Whenever hurricane season arrives in the Atlantic Ocean — typically between June and November — a bunch of meteorological terms get hurled around. Tropical storm. Tropical depression. Category 3 hurricanes. Category 4 hurricanes.
So what’s the difference between all these types of weather events? One way to understand this is to walk through the different stages of a hurricane, step by step. We’ll use Hurricane Irma, which started out as a wave off the African coast and went on to pound several Caribbean before it hit Florida as a Category 4 storm in 2017, as an example:
1) Tropical disturbance: A hurricane in the Atlantic Ocean typically begins life as a lowly “tropical disturbance” — defined as organized thunderstorm activity that stretches at least 100 miles across and maintains its identity for more than 24 hours.
During the summer, these disturbances often start as storms moving westward off the coast of Africa in what are known as “tropical waves.”
If meteorologists think a tropical disturbance may develop further, they’ll designate it as an “investigative area,” or invest. Irma became a disturbance off the Cape Verde Islands in late August, with forecasters keeping close watch as it headed west.
2) Tropical depression or cyclone: Under the right conditions, a tropical disturbance can develop further and start to spin around a low-pressure center. Once that happens, it’s classified as a "tropical cyclone" or "tropical depression":
For a tropical depression to form, conditions have to be just right: The water has to be warm enough to fuel the system, with temperatures of 80°F or hotter. There needs to be enough moisture in the lower and middle part of the atmosphere. Local winds also have to be arranged so that they allow the depression to spin — too much wind shear can tear an aspiring tropical cyclone apart.
3) Tropical storm: This is the next stage. When the pressure in the center of the tropical depression drops, air rushes in, creating strong winds. If the system strengthens and wind speeds rise past 39 mph, the system is dubbed a “tropical storm” and is given a name. That's what happened to Irma on August 30, as it picked up speed in the far Eastern Atlantic and intensified.
The US National Hurricane Center makes the call for when a tropical depression officially becomes a tropical storm. It relies on data from islands and buoys as well as from reconnaissance aircrafts that fly into the storms to measure wind speed.
4) Hurricane: Tropical storms can intensify quickly if they pass over a region of especially warm water and don’t face much wind shear. As that happens, the pressure in the center drops even further and the winds really pick up.

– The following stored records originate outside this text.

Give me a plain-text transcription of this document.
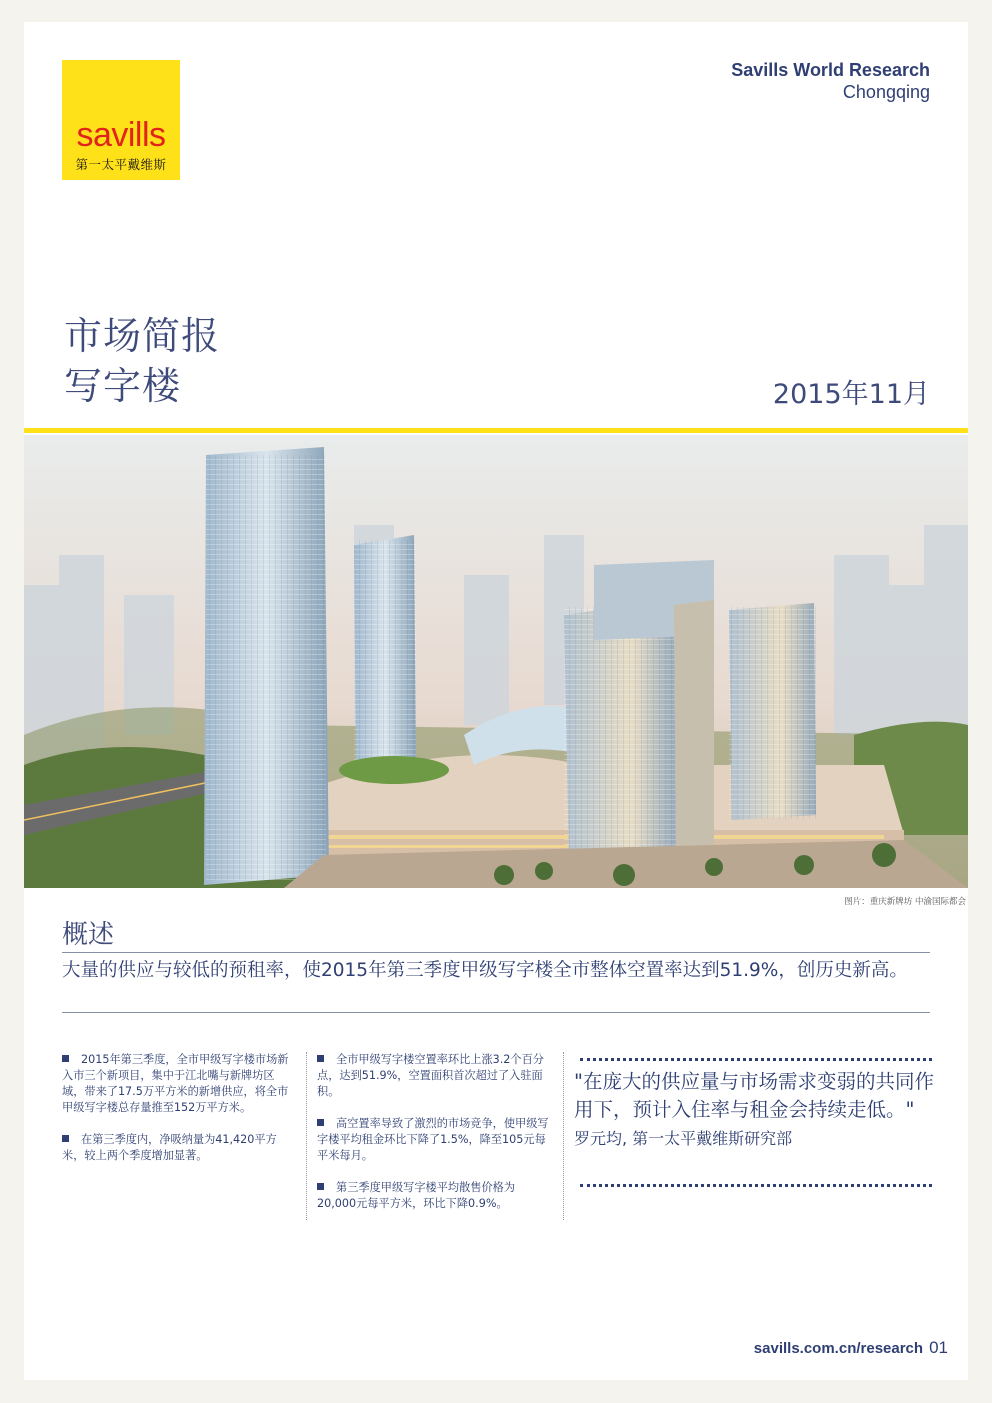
savills
第一太平戴维斯
Savills World Research
Chongqing
市场简报
写字楼	2015年11月
图片：重庆新牌坊 中渝国际都会
概述
大量的供应与较低的预租率，使2015年第三季度甲级写字楼全市整体空置率达到51.9%，创历史新高。

2015年第三季度，全市甲级写字楼市场新入市三个新项目，集中于江北嘴与新牌坊区域，带来了17.5万平方米的新增供应，将全市甲级写字楼总存量推至152万平方米。

在第三季度内，净吸纳量为41,420平方米，较上两个季度增加显著。

全市甲级写字楼空置率环比上涨3.2个百分点，达到51.9%，空置面积首次超过了入驻面积。

高空置率导致了激烈的市场竞争，使甲级写字楼平均租金环比下降了1.5%，降至105元每平米每月。

第三季度甲级写字楼平均散售价格为20,000元每平方米，环比下降0.9%。

"在庞大的供应量与市场需求变弱的共同作用下，预计入住率与租金会持续走低。" 罗元均, 第一太平戴维斯研究部
savills.com.cn/research 01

The system gets rounder and often forms a clearly defined "eye." Here's Irma on Wednesday:
When the winds reach sustained speeds of 74 mph or more, the storm system is classified as a hurricane. Hurricanes are categorized according to the Saffir-Simpson Scale based on their wind speed and propensity for damage.
Irma was a Category 5 as of September 5 with wind speeds of 185 miles per hour. That’s serious — major hurricanes can do structural damage to buildings, take down trees, and cause widespread flooding.
Side note: The fact that you need especially warm water here explains why hurricanes only form in the Atlantic during the late summer months. (It also helps explain why global warming may lead to stronger hurricanes, although this gets complicated, since climate change can also affect wind shear that suppresses hurricanes.)
5) Back down to tropical storm: Hurricanes can also weaken, however, as they move over land (or cooler water) and no longer have warm, moist air to fuel them. Once wind speeds drop below 75 miles per hour, the hurricane gets downgraded to a tropical storm — and, later on, a "post-tropical cyclone" as it degrades further.
For example, Hurricane Hermine in 2016 was downgraded to a tropical storm not long after it made landfall in Florida in September. But then Hermine moved back over the Atlantic Ocean and hit record-warm ocean temperatures there, gathering to hurricane strength again.
It’s worth emphasizing that even tropical cyclones that aren’t hurricanes can still do a great deal of damage by bringing torrential rain, dangerous surf, beach erosion, high winds, and flooding. In 2012, "superstorm" Sandy was technically no longer a hurricane when it hit the East Coast, but it still proved devastating to the New York and New Jersey coasts.